A sweet ‘cupola’

Zuccotto

Judy Witts
October 2, 2014

When you dine out in trattorias there are always a few desserts on the menu for special occasions: zuccotto, zuppa inglese and millefoglie. The oldest of these is zuccotto, which has many connections to the Renaissance. This liqueur-soaked dessert is made of sponge cake and, in its classic semifreddo version, sheep’s milk ricotta and Italian whipped meringue with chocolate chips and candied fruit. As with most recipes, there are as many versions of zuccotto as there are cooks. There are versions made in gelato shops and a different version in pastry shops, and a simple home version, the recipe for which I share here.

 

 

According to the Gelatieri Artigiani Fiorentini, the original name of the dessert was the elmo di Caterina, after Caterina de’ Medici. Elmo means ‘helmet,’ and a small helmet with little spikes was called the zuccotto. Zucca is often used in reference to one’s head or skull, as in ‘Use your zucca.’

The shape of zuccotto reminds me less of a helmet and more of Brunelleschi’s dome on Florence’s Duomo. The dessert is made by layering strips of sponge cake in a bowl, adding the filling (whipped cream or the classic ricotta and Italian whipped meringue), chocolate chips and candied fruit, and then soaking the cake with liqueur to make it moist. My favorite version has a layer with ricotta and chocolate chip and a chocolate center with candied orange or Amarena cherries.

 

The traditional soak for the sponge cake is a sugar syrup made from a local liquor, Alchermes, which is available at the famous Santa Maria Novella pharmacy in via della Scala. Alchermes, whose bright red color comes from cochineal, a small South American insect used, among other things, to dye cloth in the Renaissance, is also an ingredient in schiaccia briaca (see theflr.net/schiacciabriaca), zuppa inglese and pesche di Prato, a small pastry that looks like a peach.
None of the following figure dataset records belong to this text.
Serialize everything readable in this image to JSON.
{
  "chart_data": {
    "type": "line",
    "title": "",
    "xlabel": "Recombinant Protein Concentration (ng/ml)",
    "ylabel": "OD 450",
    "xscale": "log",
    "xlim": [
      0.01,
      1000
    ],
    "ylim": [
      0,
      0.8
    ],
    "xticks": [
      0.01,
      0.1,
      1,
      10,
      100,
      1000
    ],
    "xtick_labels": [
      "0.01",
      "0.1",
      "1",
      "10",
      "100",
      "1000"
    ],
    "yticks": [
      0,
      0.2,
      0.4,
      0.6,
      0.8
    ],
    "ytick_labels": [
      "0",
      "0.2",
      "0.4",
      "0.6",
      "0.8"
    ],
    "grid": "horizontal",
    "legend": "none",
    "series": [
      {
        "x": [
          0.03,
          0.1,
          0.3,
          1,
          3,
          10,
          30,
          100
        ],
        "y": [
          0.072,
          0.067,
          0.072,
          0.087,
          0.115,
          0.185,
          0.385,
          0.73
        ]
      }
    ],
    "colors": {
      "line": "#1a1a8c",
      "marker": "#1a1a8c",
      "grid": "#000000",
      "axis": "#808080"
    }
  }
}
What lies inside the dome also dates back to the Renaissance. Buontalenti, architect to the Medici family, brought ice down from the mountains in Abetone, near Pistoia, and kept it in a specially made pyramid in the Cascine park (see theflr.net/cascinepyramid). The ice was used to chill custard, and adding whipped cream and freezing created the luscious mix used in the semifreddo version of zuccotto.

 

RECIPE

Zuccotto (simple home version)

 

Ingredients

 

For the pan di spagna (sponge cake): 350g eggs, at room temperature / 100g sugar / 100g flour / Butter (to grease the baking pan)

 

For the filling: 500g ricotta /100g granulated sugar / 250ml whipping (heavy) cream / 100g bittersweet chocolate / 2 tbs cocoa powder / 100g candied orange rind.

 

Note: The classic filling of sheep’s milk ricotta with Italian meringue and chopped chocolate and candied fruit can be also purchased.

 

For the liqueur soak: 100g granulated sugar / Alchermes (or Grand Marnier or Strega) / 125ml water

 

 

Method

Sponge cake: Place the eggs in a bowl with the 100 g of sugar and beat until thick. (Doing this over a pot of hot water will warm the mixture and help make it very light.) Then fold in the flour, a little at a time. Butter and flour a 20cm round pan. (For easier removal, cut a disk of baking paper and line the bottom of the pan.)              

 

Bake at 200°C for about 20 minutes. Let cool.

 

Filling: Whip the 500 g of ricotta with 100 g granulated sugar. Whip the 250 ml of heavy cream. Divide into two equal parts. Chop the bittersweet chocolate pieces and add to one part of the filling mixture; mince the candied orange rind, along with 2 tbs cocoa powder, mix into the other part of the filling. Line a bowl with plastic wrap. Slice the sponge cake to fit the bowl, both to line the bottom and sides and to cover the top after the filling has been added. (Some people like to cut the sponge cake into two disks and then the disks into wedges. I usually cut into strips, cutting one large one across the middle and then the others to fit.)

 

Liqueur soak: Boil 125 ml of water and mix with 100g of granulated sugar and stir until melted. Add the Alchermes (the traditional choice, but Grand Marnier or Strega are also good, although they add no color). Reserving enough liquid for the final layer of cake and a last brush over the top just before serving, brush the mixture onto the slices and let soak in.

 

Assembling the zuccotto: Add the white filling with chocolate pieces first, shaping it to the bowl, leaving the center empty. Next, fill the center with other mixture (with cocoa and candied orange). Add the final layer of sponge cake slices and brush on the soaking liquid and let soak in. Cover with plastic wrap and put in the freezer for 6 hours. Remove 20 minutes before serving. If you like, brush with more of the syrup or dust with powdered sugar just before serving. Cut into wedges with a sharp knife and serve.